Le statut juridique de l'assurance de prêt
L'AEC porte un jugement virulent sur le projet de Benoit Hamon. Qualifié de "régressif", il constitue selon lui une "habile stratégie de communication pro-consumériste". Quels arguments avance-t-il ? Le flou qui entoure le droit de changer d'assurance en cours de prêt est au coeur du débat : quand le droit à résiliation n'est pas explicitement interdit dans le contrat, il reste libre pour l'emprunteur. L'IGF (Inspection Générale des Finances) est elle même très prudente à ce sujet. Le rapport qu'elle a remis récemment au gouvernement souligne qu'un "faisceau d'éléments indique que l'assurance emprunteur est résiliable annuellement", mais en pratique, cette possibilité est limitée par le fait que l'emprunteur doit obtenir l'accord du prêteur et pas seulement de l'assureur pour pouvoir changer de contrat en cours de prêt. Même si les contrats d'assurance emprunteur ne font pas l'objet d'un régime spécifique dans le code des Assurances, on voit bien que leur situation juridique n'est pas clairement établie.

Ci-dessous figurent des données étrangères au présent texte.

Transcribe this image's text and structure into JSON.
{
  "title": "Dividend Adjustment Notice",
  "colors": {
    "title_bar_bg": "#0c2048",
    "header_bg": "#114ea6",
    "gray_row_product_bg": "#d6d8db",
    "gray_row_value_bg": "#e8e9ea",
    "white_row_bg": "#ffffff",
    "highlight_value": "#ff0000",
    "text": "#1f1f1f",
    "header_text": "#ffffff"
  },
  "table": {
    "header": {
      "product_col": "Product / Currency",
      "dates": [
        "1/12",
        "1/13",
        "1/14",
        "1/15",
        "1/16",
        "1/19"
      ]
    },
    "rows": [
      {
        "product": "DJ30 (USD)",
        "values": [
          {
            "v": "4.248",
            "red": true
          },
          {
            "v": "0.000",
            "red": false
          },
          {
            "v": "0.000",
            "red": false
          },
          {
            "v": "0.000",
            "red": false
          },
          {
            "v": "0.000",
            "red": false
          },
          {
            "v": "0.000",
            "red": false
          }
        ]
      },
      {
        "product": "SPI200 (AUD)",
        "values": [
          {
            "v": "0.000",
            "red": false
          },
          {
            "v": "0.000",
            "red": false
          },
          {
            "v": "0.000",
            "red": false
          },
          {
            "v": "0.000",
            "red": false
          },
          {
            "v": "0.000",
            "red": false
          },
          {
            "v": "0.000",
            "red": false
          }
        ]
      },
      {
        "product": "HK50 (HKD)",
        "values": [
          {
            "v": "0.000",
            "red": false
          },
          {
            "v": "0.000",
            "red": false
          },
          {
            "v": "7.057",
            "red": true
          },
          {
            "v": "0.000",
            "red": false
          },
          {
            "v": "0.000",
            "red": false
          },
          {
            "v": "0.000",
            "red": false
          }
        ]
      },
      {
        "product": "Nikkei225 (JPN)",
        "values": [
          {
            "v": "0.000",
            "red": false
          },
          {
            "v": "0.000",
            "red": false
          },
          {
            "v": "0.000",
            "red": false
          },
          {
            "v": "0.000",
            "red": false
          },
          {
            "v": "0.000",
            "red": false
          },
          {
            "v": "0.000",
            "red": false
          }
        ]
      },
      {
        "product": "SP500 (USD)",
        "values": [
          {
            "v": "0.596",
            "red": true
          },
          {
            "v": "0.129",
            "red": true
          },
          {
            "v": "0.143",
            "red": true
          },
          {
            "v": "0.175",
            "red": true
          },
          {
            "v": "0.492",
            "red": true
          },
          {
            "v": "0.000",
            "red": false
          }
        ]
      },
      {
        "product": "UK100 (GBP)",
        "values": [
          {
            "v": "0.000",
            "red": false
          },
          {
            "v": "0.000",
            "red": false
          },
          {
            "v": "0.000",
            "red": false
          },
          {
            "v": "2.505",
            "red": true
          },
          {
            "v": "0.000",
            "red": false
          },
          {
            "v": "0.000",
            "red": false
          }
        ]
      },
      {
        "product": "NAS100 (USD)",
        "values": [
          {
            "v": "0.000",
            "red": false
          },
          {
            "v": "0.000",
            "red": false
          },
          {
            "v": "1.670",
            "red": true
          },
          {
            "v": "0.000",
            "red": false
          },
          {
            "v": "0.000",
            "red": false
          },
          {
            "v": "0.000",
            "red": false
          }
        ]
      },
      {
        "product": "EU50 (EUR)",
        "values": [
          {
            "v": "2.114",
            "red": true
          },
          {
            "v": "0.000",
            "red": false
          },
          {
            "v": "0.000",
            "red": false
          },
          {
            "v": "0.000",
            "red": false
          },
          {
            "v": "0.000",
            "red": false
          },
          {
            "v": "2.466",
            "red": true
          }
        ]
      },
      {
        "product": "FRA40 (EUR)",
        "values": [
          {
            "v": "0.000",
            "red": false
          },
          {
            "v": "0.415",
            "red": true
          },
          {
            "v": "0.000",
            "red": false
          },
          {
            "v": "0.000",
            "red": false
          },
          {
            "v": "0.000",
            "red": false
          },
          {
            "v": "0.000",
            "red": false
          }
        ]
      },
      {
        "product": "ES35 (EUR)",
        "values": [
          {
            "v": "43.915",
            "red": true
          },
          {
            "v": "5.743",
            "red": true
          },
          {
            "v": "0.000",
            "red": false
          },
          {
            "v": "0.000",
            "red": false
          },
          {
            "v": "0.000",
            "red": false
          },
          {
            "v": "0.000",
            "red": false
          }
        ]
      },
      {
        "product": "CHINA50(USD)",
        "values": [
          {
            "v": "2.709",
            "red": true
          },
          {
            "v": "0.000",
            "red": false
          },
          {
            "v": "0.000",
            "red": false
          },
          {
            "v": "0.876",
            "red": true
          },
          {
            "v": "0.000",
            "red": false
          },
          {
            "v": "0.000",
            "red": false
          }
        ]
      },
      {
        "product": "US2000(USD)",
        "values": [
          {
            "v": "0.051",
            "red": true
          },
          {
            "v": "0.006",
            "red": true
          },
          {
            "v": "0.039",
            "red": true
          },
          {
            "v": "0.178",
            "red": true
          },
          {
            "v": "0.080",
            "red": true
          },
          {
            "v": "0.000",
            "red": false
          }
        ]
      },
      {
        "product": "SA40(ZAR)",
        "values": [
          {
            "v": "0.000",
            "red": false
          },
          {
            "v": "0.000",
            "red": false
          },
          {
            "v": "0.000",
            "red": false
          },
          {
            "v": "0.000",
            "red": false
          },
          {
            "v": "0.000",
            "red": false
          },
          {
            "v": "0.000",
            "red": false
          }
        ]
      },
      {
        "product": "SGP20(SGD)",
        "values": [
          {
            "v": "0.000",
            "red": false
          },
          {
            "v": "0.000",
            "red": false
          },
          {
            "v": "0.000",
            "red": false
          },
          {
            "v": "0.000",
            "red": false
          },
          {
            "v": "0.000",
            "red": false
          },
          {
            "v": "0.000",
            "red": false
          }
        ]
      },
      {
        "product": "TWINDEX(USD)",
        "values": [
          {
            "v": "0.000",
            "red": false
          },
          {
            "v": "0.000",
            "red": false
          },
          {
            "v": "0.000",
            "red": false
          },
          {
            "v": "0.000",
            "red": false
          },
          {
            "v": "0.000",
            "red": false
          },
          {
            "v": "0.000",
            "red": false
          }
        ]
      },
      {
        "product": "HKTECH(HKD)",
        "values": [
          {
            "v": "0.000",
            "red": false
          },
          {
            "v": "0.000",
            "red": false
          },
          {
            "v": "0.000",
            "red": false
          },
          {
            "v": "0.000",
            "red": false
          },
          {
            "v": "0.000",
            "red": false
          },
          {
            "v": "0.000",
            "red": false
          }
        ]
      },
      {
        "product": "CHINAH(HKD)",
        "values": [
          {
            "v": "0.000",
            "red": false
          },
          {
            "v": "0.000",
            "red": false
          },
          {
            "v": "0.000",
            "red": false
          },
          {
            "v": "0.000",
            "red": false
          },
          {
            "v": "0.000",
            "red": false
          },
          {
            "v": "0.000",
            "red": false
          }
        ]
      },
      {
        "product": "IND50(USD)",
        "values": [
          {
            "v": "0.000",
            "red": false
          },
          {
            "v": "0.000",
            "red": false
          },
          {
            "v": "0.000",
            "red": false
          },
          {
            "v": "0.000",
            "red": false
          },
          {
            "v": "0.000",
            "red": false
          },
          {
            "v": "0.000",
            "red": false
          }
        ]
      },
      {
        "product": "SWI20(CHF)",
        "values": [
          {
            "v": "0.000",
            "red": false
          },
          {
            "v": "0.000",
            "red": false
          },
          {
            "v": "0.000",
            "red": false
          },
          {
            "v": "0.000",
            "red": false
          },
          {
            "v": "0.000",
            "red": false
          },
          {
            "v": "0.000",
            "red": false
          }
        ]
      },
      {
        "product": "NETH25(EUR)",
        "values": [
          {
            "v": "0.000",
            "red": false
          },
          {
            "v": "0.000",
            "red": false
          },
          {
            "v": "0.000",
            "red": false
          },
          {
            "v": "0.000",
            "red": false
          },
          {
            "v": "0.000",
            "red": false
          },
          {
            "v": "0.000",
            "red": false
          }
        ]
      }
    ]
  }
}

Pouvoir résilier annuellement
La proposition de Benoit Hamon prévoit qu'au-delà d'un délai de 12 mois après la signature du prêt la substitution de l'assurance ne sera possible que si l'offre de prêt l'autorise explicitement. Or pour l'AEC, ce qui n'est pas explicitement interdit doit être autorisé : l'assuré qui n'a pas été informé d'une interdiction à résilier doit pouvoir le faire. L'AEC réclame par ailleurs que le droit de résiliation en cours de prêt soit intégré dans la fiche standardisée d'information que l'organisme prêteur est tenu de remettre à l'emprunteur.
Frais de substitution
Le collectif craint en outre que la substitution de l'assurance de prêt donne lieu à des frais réclamés pour la rédaction d'un avenant pour changement d'assurance. Facturé entre 1% et 2% du capital restant dû comme c'est le cas pour les renégociations de crédit, cet avenant ouvrirait la liberté de changer d'assurance uniquement pour les emprunteurs en ayant les moyens. Un procédé qu'on peut rapprocher des frais de délégation que certaines banques n'hésitent pas à facturer et qui freinent bien évidemment la mise en oeuvre de la loi Lagarde. Le porjet de loi hamon prévoit toutefois que le changement doit se faire sans frais. Autre clarification demandée par l'AEC, la question des délais : 10 jours ouvrés durant lesquels la banque doit donner son accord ou son refus de substitution, et 10 jours encore pour informer l'assureur de l'accord de la banque. Le collectif réclame une procédure simple, identique à tous les contrats d'assurance, soit un préavis de 2 mois pour résilier annuellement.
L'examen en deuxième lecture du projet de loi Hamon dira si le délai d'un an pour résilier est retenu par le législateur. Rappelons que l'IGF avait préconisé un délai de 3 mois à compter de la souscription pour pouvoir résilier son contrat d'assurance de prêt et lui substituer un autre contrat présentant des garanties équivalentes. Ce laps de temps avait été retenu, car il est symétrique aux trois mois qui séparent la promesse de vente de la vente effective, et qu'il ne remet pas en cause l'équilibre financier des contrats tout en limitant les effets sur la démutualisation.